MIPS-Fusion introduces a scalable, robust neural RGB-D reconstruction method using multi-implicit-submaps, enabling efficient large-scale scene modeling and fast camera motion handling through novel divide-and-conquer neural representations and hybrid tracking.

Contribution

It presents a novel multi-implicit-submap neural representation and hybrid tracking approach, improving scalability, robustness, and efficiency over existing neural RGB-D reconstruction methods.

Findings

Achieves higher reconstruction quality than state-of-the-art methods.
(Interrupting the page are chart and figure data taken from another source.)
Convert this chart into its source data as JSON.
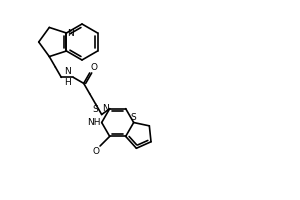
{
  "bg_color": "#ffffff",
  "line_color": "#000000",
  "lw": 1.2,
  "atoms": {
    "N_label": "N",
    "H_label": "H",
    "O_label": "O",
    "S_label": "S",
    "NH_label": "NH"
  },
  "font_size": 6.5
}
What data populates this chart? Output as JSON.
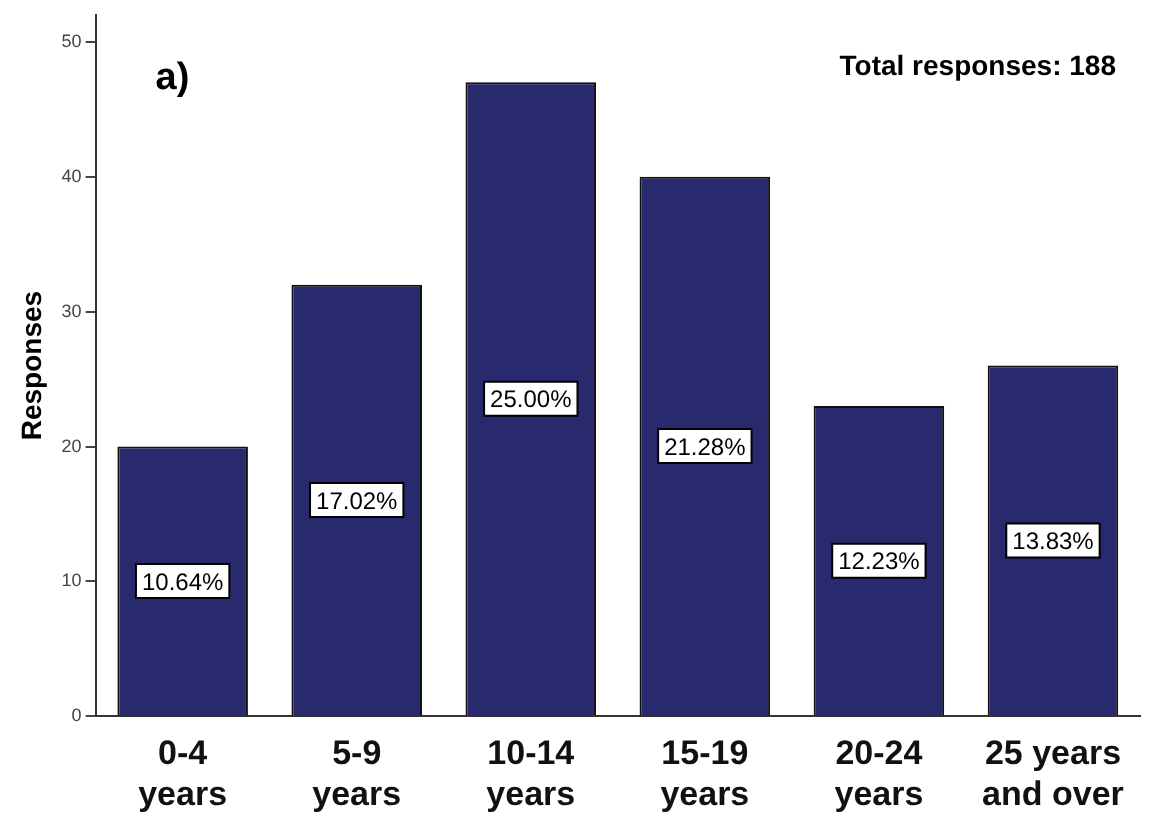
{
  "chart_data": {
    "type": "bar",
    "title": "a)",
    "ylabel": "Responses",
    "categories": [
      "0-4 years",
      "5-9 years",
      "10-14 years",
      "15-19 years",
      "20-24 years",
      "25 years and over"
    ],
    "values": [
      20,
      32,
      47,
      40,
      23,
      26
    ],
    "color": "#29296e",
    "ylim": [
      0,
      52
    ],
    "yticks": [
      0,
      10,
      20,
      30,
      40,
      50
    ],
    "grid": false,
    "legend": false,
    "annotations": [
      "Total responses: 188",
      "10.64%",
      "17.02%",
      "25.00%",
      "21.28%",
      "12.23%",
      "13.83%"
    ]
  }
}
Handles fast camera motions effectively.

Supports large-scale scene reconstruction.

Abstract

We introduce MIPS-Fusion, a robust and scalable online RGB-D reconstruction method based on a novel neural implicit representation -- multi-implicit-submap. Different from existing neural RGB-D reconstruction methods lacking either flexibility with a single neural map or scalability due to extra storage of feature grids, we propose a pure neural representation tackling both difficulties with a divide-and-conquer design. In our method, neural submaps are incrementally allocated alongside the scanning trajectory and efficiently learned with local neural bundle adjustments. The submaps can be refined individually in a back-end optimization and optimized jointly to realize submap-level loop closure. Meanwhile, we propose a hybrid tracking approach combining randomized and gradient-based pose optimizations. For the first time, randomized optimization is made possible in neural tracking with several key designs to the learning process, enabling efficient and robust tracking even under fast camera motions. The extensive evaluation demonstrates that our method attains higher reconstruction quality than the state of the arts for large-scale scenes and under fast camera motions.